Pro verkaufter Schokolade garantiert Original Beans die Neupflanzung eines Baumes oder den Schutz eines alten. Das niederländische Unternehmen bietet allen Bauern und Kakaosammlern einen langfristigen Abnahmepreis für große Mengen und zahlt derzeit mehr als das Doppelte des aktuellen Weltmarktpreises, der um 1,90 Euro pro Kilo liegt. Die Schokoladen von Jan Schuberts Firma sind teuer, aber gut und erfolgreich. Die Kuvertüre zum Backen und Kochen gilt bei vielen Sterneköchen als die beste auf dem Markt. Die Hälfte der Produktion wird in Deutschland, die andere Hälfte in Japan, den USA, Kanada, Hongkong oder der EU verkauft. Der Ladenpreis liegt zwischen vier und 6,50 Euro pro Tafel. 2018 will das Unternehmen in die schwarzen Zahlen kommen.
Schuberts Karriere als Kakaojäger begann in Tittmoning, in der elterlichen Abstellkammer, die kein Fenster, aber Fliesen und einen Wasseranschluss hatte. Im Italienurlaub hatte Schubert, damals 16 Jahre alt, seine erste Schokolade getrunken und wollte selbst mal eine herstellen. »Ich hatte keine Ahnung, wie man das anstellen könnte, aber ich probierte solange rum, bis was ganz Ordentliches herauskam.« Die Trinkschokolade war gut genug, um die Eltern eines Freundes zu beeindrucken, die sie in ihrem Traunreuter Delikatessladen verkauften.

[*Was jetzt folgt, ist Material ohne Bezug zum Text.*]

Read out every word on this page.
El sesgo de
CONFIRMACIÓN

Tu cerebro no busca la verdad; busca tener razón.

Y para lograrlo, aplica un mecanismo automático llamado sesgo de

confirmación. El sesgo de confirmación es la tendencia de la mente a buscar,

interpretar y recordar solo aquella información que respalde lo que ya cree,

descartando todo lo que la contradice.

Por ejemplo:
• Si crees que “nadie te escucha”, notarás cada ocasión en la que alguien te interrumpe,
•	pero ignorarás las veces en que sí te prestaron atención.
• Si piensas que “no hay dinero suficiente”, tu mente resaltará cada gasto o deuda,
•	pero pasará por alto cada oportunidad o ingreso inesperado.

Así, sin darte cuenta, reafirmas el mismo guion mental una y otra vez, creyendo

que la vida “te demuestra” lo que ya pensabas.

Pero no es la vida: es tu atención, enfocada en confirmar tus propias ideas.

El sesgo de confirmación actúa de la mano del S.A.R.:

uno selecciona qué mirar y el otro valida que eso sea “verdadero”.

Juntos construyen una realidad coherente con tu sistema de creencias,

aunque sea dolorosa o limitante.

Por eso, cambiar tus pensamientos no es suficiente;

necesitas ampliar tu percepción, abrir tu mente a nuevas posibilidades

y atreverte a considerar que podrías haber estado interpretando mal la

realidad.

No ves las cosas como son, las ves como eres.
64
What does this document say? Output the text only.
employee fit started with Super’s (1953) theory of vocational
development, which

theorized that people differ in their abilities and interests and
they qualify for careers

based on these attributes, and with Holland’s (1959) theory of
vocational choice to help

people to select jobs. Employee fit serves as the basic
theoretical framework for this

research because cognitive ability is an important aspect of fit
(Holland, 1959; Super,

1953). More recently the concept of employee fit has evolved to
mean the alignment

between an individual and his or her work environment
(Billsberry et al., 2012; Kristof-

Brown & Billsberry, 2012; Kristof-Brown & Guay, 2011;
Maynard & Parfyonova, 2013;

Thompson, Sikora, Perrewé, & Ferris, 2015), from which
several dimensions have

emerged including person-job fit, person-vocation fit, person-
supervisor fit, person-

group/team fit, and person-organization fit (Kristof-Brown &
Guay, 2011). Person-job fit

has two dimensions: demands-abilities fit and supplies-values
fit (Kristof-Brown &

Schon als Kind hatte Schubert ein Faible für hochwertige Schokolade. Dass er auch ein ungewöhnliches Talent für den Beruf mitbringt, erfuhr er erst während seines Studiums: Jan Schubert besitzt einen herausragenden Geschmackssinn. Den braucht er, um am Geschmack der Bohnen gute Bäume zu erkennen, um den Kakao in allen Stadien zu beurteilen, um die Qualität der Ware zu prüfen, um die Rezepturen mit Kakaobutter abzuschmecken. Schmecken kann man lernen, aber ein Großteil der Fähigkeit ist angeboren. Sogenannte Supertaster gelten für bestimmte Geschmacksrichtungen als überdurchschnittlich sensibel, von Geburt an. Schubert ist so ein Supertaster – und das gleich für alle fünf Geschmacksarten: salzig, süß, bitter, sauer, umami. Unterwegs in Südamerika isst Schubert nicht mehr als eine Tafel Schokolade pro Woche. Gute Schokolade ist in Peru schwer zu bekommen und kostet dort mit etwa acht Euro so viel wie drei Mittagessen. In Europa, wenn Schubert als Juror unterwegs ist oder am Schreibtisch sitzt, isst er leicht ein Kilo pro Woche.
Seinem Chef begegnete Schubert 2009 auf der Schokoladenmesse in Tübingen, mit 300 000 Besuchern der größten weltweit: Philipp Kauffmann, heute fünfzig, aus München stammend, damals gerade bei der UNO ausgeschieden, wo er sich um die Finanzierung von Umweltprojekten gekümmert hatte – großteils ging es um Aufforstung von Wäldern. Kauffmann hatte 2006 seine eigene Schokoladenfirma aufgebaut: Original Beans, nachhaltig, fair, bio, kein Zusatz von Vanille oder Fremdfetten. Vier Schokoladen aus dem Kongo, Peru, Bolivien und Ecuador hatte die Firma schon auf dem Markt, als Jan Schubert sich auf der Messe nach einem Praktikum nach dem Abitur umsah. Kauffmann gab es ihm, Schubert blieb dem Unternehmen treu, studierte nach einem sozialen Jahr in Südamerika Lebensmitteltechnologie mit Schwerpunkt Süßwaren in Lemgo und schrieb eine Bachelorarbeit darüber, wie man die Herkunft von Kakaobohnen mittels Magnetresonanzspektroskopie zweifelsfrei – und viel billiger als mit einem Gentest – klären kann. Das ist wichtig auf einem Markt, in dem sich Betrug mit falschen Herkunftsangaben sehr lohnt, ähnlich wie beim Olivenöl. Venezuela etwa exportiert nachweislich viel mehr Kakao, als dort wächst. Dazu muss man wissen, dass sehr gute venezuelanische Bohnen von der Halbinsel Chuao auf dem Weltmarkt 12 000 Euro pro Tonne kosten – günstige Bohnen sind schon für 1900 Euro pro Tonne zu haben.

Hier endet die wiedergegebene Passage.